Alaska Territorial House of Representatives
- In office 1947–1949

Personal details
- Born: September 9, 1905 Seattle, Washington
- Died: February 7, 1957 (aged 51) Rochester, Minnesota
- Spouse: Elton Engstrom Sr.
- Children: 1

= Thelma Engstrom =

American politician

Thelma Catherine Engstrom (née Wait) (September 9, 1905 – February 7, 1957) was a teacher, columnist and legislator in Alaska.

Born in Seattle, Washington, Engstrom graduated from the University of Washington in 1926. She taught school in Neppel, Washington and then in Wrangell and Douglas, Alaska. Engstrom was a columnist for in Juneau Daily Press in Juneau, Alaska. Engstrom served on the Douglas School Board. From 1947 to 1949, Engstrom served in the Alaska Territorial House of Representatives. Engstrom died from a brain tumor after emergency surgery at the Mayo Clinic in Rochester, Minnesota.
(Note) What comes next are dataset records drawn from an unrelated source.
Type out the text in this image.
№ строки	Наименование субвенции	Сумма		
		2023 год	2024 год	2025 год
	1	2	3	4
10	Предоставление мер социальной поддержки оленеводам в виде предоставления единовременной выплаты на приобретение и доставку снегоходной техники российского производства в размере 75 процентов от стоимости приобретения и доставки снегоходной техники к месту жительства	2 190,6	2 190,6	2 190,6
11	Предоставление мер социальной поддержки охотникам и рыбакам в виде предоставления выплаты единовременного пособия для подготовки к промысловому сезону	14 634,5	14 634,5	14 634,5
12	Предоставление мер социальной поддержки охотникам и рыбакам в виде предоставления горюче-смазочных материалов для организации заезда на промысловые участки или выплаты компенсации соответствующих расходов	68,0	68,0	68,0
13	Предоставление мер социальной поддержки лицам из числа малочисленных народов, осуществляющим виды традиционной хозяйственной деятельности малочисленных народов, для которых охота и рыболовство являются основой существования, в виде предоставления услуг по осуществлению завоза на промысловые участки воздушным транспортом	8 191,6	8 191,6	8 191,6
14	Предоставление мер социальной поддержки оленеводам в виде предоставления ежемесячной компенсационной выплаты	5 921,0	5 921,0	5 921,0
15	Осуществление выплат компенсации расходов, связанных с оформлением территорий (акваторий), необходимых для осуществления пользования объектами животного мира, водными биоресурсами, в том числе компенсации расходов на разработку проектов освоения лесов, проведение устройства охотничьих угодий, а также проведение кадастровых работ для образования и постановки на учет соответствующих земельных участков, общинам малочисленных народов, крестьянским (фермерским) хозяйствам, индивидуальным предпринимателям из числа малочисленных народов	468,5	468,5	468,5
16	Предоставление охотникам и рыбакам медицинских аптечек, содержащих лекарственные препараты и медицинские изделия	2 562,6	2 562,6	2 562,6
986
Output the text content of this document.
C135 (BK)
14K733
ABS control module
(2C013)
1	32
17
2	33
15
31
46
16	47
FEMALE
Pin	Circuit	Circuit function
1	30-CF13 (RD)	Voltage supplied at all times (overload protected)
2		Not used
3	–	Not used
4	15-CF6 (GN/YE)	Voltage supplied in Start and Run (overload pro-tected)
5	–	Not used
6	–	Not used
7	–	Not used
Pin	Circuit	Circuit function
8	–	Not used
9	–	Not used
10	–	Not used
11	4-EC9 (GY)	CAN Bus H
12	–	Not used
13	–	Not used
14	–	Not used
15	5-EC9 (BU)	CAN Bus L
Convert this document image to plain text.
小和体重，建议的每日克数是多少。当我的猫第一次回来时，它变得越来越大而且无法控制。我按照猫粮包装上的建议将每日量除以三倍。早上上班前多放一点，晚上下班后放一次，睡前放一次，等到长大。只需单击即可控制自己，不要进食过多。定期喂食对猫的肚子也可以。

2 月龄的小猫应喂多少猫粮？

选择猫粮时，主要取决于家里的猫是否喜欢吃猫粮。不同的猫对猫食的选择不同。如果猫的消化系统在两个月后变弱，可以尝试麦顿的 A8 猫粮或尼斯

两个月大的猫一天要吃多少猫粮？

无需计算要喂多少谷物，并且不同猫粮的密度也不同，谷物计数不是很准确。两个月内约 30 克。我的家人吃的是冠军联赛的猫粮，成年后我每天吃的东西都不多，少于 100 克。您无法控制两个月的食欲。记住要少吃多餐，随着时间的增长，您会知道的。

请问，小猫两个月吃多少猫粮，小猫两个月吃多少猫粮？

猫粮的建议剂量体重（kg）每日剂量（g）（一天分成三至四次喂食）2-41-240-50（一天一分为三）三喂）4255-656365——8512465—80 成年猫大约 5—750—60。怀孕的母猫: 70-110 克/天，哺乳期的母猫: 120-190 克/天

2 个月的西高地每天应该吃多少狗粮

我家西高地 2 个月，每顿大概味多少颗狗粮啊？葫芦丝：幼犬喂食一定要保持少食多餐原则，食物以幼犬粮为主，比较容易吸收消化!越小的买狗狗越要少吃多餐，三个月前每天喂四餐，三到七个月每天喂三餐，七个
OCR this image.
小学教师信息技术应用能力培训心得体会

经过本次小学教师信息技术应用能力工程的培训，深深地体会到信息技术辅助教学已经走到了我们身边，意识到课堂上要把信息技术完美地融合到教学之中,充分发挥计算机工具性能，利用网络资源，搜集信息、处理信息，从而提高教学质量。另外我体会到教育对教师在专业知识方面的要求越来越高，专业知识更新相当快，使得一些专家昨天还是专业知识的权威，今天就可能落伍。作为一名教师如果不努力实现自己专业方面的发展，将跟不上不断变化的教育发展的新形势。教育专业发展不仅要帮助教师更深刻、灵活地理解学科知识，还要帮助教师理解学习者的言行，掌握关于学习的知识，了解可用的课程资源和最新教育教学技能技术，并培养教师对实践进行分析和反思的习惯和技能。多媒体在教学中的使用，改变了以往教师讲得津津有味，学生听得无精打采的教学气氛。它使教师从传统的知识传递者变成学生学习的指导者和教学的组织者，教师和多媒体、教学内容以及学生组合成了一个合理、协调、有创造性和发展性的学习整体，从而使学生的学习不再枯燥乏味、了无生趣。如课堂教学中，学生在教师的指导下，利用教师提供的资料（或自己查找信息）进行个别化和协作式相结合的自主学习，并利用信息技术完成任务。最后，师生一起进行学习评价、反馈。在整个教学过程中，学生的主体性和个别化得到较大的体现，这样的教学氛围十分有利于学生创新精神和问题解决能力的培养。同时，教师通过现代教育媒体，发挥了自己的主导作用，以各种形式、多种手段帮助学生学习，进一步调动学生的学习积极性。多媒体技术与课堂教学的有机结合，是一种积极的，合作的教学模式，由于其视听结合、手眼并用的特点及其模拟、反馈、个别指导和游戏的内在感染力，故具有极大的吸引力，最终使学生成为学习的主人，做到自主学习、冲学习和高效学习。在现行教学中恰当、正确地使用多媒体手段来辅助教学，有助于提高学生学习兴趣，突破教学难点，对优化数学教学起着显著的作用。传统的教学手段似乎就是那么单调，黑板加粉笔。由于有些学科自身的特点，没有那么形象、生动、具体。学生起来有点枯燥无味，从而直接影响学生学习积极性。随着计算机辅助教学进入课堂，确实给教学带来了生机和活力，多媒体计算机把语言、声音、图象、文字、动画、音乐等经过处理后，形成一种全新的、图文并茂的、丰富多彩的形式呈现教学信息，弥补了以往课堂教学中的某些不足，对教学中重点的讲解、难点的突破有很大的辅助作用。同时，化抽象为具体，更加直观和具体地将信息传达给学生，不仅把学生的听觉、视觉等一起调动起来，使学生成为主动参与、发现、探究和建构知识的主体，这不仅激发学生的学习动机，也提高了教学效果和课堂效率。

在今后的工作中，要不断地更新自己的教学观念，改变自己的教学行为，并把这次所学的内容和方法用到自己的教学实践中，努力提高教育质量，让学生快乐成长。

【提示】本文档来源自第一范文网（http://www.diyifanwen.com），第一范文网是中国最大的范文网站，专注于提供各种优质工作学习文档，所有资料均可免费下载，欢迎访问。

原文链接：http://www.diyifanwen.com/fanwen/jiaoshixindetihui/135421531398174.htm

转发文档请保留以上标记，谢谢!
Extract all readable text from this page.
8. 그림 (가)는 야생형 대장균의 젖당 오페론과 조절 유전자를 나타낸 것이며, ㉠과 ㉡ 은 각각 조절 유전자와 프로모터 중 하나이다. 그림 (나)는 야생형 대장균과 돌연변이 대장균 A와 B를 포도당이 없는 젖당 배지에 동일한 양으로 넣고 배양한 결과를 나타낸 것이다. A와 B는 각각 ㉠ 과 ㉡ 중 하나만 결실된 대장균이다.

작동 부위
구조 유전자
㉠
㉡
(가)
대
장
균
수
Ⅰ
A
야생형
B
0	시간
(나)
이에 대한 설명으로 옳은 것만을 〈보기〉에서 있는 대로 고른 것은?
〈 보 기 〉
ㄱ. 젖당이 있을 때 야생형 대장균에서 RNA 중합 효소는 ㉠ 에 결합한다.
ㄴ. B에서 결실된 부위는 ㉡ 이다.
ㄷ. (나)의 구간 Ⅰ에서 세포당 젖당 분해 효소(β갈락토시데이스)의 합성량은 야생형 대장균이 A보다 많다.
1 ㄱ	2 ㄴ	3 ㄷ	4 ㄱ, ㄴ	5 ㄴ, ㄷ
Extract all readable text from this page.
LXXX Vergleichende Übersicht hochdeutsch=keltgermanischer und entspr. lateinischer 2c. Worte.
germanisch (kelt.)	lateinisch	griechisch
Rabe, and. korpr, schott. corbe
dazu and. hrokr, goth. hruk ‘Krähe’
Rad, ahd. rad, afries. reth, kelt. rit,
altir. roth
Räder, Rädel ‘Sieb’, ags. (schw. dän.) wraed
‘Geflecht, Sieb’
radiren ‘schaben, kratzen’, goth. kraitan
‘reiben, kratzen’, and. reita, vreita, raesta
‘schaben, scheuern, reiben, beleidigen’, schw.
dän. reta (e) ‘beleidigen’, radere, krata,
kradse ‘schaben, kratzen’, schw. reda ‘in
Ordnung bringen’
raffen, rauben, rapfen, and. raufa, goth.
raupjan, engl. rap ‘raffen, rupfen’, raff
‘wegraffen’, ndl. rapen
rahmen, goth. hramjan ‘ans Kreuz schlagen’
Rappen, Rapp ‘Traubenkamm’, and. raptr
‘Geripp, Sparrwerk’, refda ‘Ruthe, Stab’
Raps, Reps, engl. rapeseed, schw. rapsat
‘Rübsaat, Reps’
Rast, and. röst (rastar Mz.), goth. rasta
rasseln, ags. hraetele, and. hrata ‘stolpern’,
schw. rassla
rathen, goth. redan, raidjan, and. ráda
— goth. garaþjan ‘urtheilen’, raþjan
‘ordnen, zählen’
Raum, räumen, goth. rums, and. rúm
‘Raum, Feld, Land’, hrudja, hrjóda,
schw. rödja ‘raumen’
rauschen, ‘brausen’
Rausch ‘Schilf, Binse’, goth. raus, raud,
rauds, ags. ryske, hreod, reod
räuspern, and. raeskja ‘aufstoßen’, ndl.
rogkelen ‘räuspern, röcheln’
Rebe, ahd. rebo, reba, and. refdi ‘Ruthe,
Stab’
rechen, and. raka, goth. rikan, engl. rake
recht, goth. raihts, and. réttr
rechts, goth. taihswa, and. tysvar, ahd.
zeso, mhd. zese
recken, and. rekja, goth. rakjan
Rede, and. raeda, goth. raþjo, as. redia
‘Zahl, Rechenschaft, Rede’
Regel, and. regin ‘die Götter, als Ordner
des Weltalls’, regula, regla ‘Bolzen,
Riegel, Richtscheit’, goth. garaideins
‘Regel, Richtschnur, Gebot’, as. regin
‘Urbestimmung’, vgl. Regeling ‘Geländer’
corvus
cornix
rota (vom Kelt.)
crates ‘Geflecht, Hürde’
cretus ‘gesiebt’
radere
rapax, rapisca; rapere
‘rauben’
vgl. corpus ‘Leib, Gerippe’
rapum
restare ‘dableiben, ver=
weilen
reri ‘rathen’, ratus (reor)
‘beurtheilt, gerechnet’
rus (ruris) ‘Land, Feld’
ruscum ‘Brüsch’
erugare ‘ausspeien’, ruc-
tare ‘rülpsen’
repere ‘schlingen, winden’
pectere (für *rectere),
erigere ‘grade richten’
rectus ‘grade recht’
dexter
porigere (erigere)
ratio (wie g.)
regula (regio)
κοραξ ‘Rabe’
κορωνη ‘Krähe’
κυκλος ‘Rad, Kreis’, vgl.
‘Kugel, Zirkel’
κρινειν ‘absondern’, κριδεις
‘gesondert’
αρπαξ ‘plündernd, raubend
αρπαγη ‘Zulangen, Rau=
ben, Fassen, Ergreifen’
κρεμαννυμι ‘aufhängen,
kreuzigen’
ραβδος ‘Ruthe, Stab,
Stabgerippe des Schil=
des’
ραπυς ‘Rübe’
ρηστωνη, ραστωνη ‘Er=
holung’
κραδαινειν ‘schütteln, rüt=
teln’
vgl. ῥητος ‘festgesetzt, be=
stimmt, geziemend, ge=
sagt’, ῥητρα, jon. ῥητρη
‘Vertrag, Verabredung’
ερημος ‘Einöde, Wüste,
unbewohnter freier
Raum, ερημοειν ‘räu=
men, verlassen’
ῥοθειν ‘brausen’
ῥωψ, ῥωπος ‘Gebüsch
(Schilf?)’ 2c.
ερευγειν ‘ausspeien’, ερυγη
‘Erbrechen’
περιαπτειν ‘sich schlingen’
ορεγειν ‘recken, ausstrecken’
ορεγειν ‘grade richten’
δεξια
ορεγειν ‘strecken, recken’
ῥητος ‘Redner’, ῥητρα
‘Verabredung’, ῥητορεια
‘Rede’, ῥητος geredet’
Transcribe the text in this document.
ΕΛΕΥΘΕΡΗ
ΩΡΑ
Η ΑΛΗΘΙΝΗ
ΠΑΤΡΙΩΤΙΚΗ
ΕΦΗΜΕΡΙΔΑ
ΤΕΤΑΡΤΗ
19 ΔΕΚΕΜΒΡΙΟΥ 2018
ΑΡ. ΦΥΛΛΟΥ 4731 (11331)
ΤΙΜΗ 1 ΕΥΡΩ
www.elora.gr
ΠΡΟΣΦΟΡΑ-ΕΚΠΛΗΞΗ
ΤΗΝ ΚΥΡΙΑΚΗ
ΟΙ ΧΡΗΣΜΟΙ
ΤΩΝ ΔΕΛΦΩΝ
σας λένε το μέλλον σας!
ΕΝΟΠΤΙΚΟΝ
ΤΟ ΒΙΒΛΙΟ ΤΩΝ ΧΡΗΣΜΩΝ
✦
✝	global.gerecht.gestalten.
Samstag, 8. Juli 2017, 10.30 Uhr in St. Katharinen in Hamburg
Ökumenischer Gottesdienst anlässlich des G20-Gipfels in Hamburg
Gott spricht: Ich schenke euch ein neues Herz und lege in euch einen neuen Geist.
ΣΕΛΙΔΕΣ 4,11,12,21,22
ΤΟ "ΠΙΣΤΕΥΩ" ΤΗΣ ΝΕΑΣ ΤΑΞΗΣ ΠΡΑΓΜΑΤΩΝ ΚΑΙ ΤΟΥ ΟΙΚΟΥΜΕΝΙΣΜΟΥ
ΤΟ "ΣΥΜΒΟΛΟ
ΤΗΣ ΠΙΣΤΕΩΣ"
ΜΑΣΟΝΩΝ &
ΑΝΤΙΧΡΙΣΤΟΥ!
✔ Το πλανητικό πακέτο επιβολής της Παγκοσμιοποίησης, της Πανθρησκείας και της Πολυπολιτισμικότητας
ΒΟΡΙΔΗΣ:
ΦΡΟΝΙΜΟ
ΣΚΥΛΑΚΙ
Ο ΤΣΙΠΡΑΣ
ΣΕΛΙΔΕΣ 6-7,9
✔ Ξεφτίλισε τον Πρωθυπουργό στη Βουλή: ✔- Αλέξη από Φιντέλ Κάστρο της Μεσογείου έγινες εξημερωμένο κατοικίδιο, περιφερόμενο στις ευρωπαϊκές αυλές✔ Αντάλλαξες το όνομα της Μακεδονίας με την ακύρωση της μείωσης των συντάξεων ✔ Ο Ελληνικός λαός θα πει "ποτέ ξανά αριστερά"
Her husband, Elton Engstrom Sr. was born in Wrangell, Alaska, and went to the University of Washington. He was in the family fishing business in Wrangell, Alaska and Juneau, Alaska. He served on the Douglas, Alaska City Council and as mayor of Douglas in 1943 and 1944. He was the Alaska Territory Republican Party chair in 1945 and was a delegate to the Republican National Convention from Alaska Territory in 1956. From 1951 to 1954 and 1957–1958, Elton represented the 1st District in the Alaska Territorial Senate. After Alaska became a state, he served in the Alaska State Senate from 1961 until his death in 1963. Engstrom died in a hospital in Juneau, Alaska following a heart attack.

Their son, attorney Elton Engstrom, Jr., served in both the Alaska House and Senate, and his daughter, Cathy Muñoz, served four terms in the Alaska House, representing Juneau, 2009–2017.